His dad was a miner. After work there'd be cobwebs of coal in the lines on his face. He'd been in the Navy before going underground and his favourite hymn was the one for sailors: "Eternal Father, strong to save/Whose arm hath bound the restless wave ...
Oh hear us when we cry to Thee/For those in peril on the sea!"
Being 14 and knowing everything, we indulged our fathers' faith. But we didn't need it. We had something better.
We had fun; on the tracks in the bush, startling fat wood pigeons, climbing tailings mounds, tossing red-lichened rocks into dredging ponds. We'd clamber under the bridge across the Blackball Creek and wait for the big steam locos to rumble over, heading right up to the mine entrance for another load of coal.
Sometimes we'd walk past the pub - not a feature in a colour supplement then, but a place where miners drank. Hot gusts of cigarette smoke, beer fumes and laughter poured out of the windows.
There were always races on the radio. For a boy mired in the tedium of school, it seemed like a good world to be in.
One night, halfway through the fifth form, a girl came to visit at his dad's place. Her dad had been a miner, too, but he'd died - though not in an accident.
Once, she talked of how she'd smell the pockets of his coat and remember him. Two became three and we explored hidden things like the water race beside the creek behind the town. There was an abandoned mine in the hills there, where a fire had started and the coal was still burning underground after 90 years. The scree slope above had no trees, just bare stones and little wisps of smoke seeping through cracks in the earth.

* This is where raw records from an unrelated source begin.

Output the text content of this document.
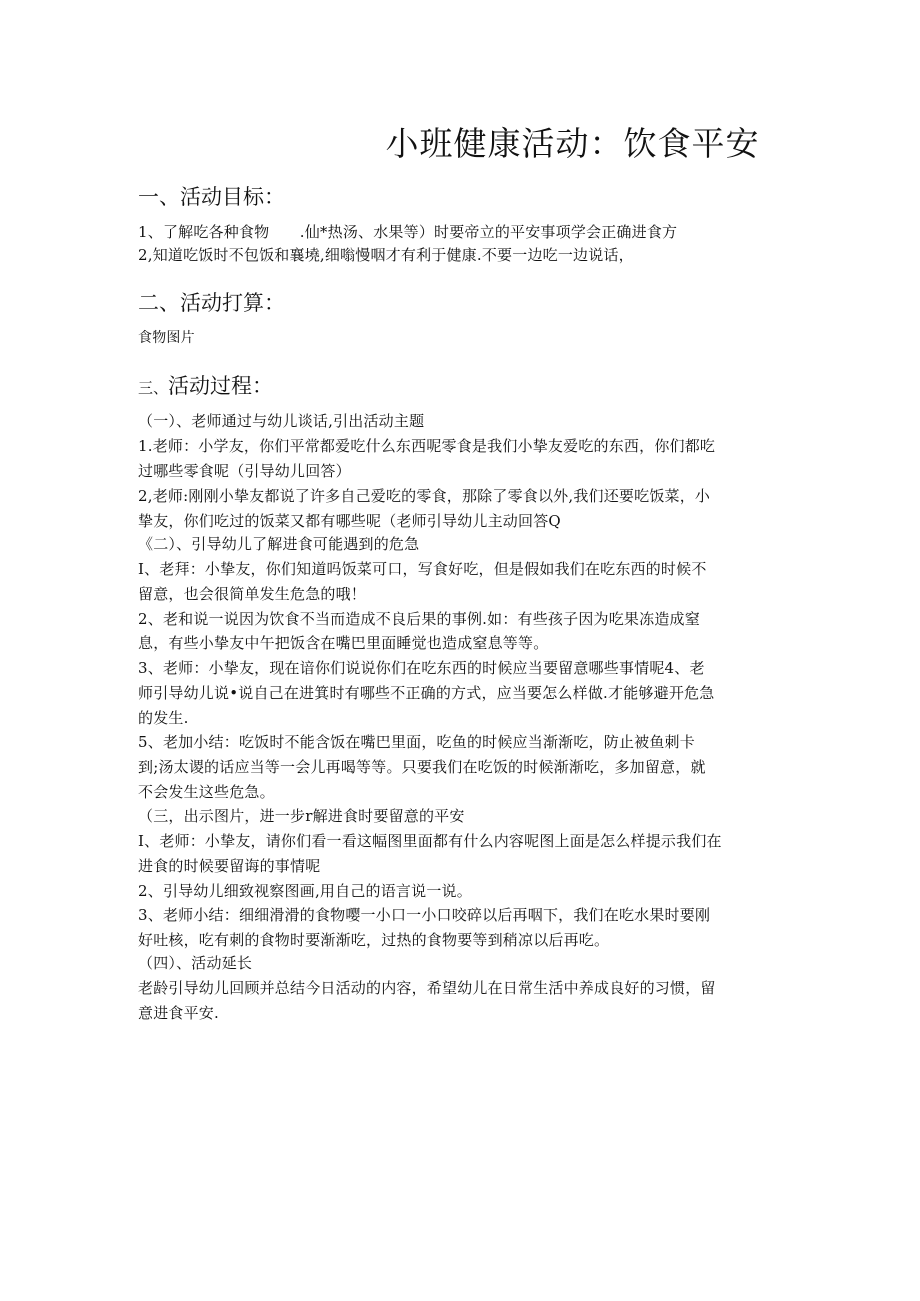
小班健康活动：饮食平安
一、活动目标：
1、了解吃各种食物　　.仙*热汤、水果等）时要帝立的平安事项学会正确进食方
2,知道吃饭时不包饭和襄墝,细嗡慢咽才有利于健康.不要一边吃一边说话，
二、活动打算：
食物图片
三、活动过程：
（一）、老师通过与幼儿谈话,引出活动主题
1.老师：小学友，你们平常都爱吃什么东西呢零食是我们小挚友爱吃的东西，你们都吃
过哪些零食呢（引导幼儿回答）
2,老师:刚刚小挚友都说了许多自己爱吃的零食，那除了零食以外,我们还要吃饭菜，小
挚友，你们吃过的饭菜又都有哪些呢（老师引导幼儿主动回答Q
《二）、引导幼儿了解进食可能遇到的危急
I、老拜：小挚友，你们知道吗饭菜可口，写食好吃，但是假如我们在吃东西的时候不
留意，也会很简单发生危急的哦！
2、老和说一说因为饮食不当而造成不良后果的事例.如：有些孩子因为吃果冻造成窒
息，有些小挚友中午把饭含在嘴巴里面睡觉也造成窒息等等。
3、老师：小挚友，现在谙你们说说你们在吃东西的时候应当要留意哪些事情呢4、老
师引导幼儿说•说自己在进箕时有哪些不正确的方式，应当要怎么样做.才能够避开危急
的发生.
5、老加小结：吃饭时不能含饭在嘴巴里面，吃鱼的时候应当渐渐吃，防止被鱼刺卡
到;汤太谡的话应当等一会儿再喝等等。只要我们在吃饭的时候渐渐吃，多加留意，就
不会发生这些危急。
（三，出示图片，进一步r解进食时要留意的平安
I、老师：小挚友，请你们看一看这幅图里面都有什么内容呢图上面是怎么样提示我们在
进食的时候要留诲的事情呢
2、引导幼儿细致视察图画,用自己的语言说一说。
3、老师小结：细细滑滑的食物嘤一小口一小口咬碎以后再咽下，我们在吃水果时要刚
好吐核，吃有刺的食物时要渐渐吃，过热的食物要等到稍凉以后再吃。
（四）、活动延长
老龄引导幼儿回顾并总结今日活动的内容，希望幼儿在日常生活中养成良好的习惯，留
意进食平安.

One hot day we found a rusty iron barge at the edge of an old dredging pond. We pushed it out and paddled about as best we could. On the stony cliffs around the pond, a few broom bushes had somehow taken root. Heedless of risk, no adults in sight, we lit some and they burned bright, like green candles, red plumes of flame rising into the pure blue sky.
In 1963, the minister of mines, Tom Shand, announced short weeks at the Blackball mine. Then it closed.
The winches stopped, the miners' cage in the vertical shaft took no one down. Houses were sold for £1. Some people didn't bother selling, they just walked away.
A few stayed, like her mum, in a little cottage with a photo of Michael Joseph Savage above the piano in the front room.
Most people in Blackball now work somewhere else - in other places and other mines. The big, red corrugated iron Miners Hall at the top of the Main Street has gone.
In the days when solidarity and class were powerful notions, the hall was where miners striking for a lunch break had met and launched their own political party.
But it got pulled down, anyway. Nobody bothered to save it.
There are still scars on the land but they'll vanish. Nature reclaims things quickly on the coast. What we build there disappears soon.
The old mine is probably full of water now. Or its shafts have collapsed. The paper train doesn't go to Greymouth any more. The Road Services bus doesn't run to Blackball.
Everything's changed. Memories fade. Then something happens that brings them back, fierce as a dream, and you realise things haven't changed. Not really.
Mining is still a dangerous thing. Miners are still braver than most. And some still pay a terrible price for doing what they did back in the time when my dad knew his dad and we became friends.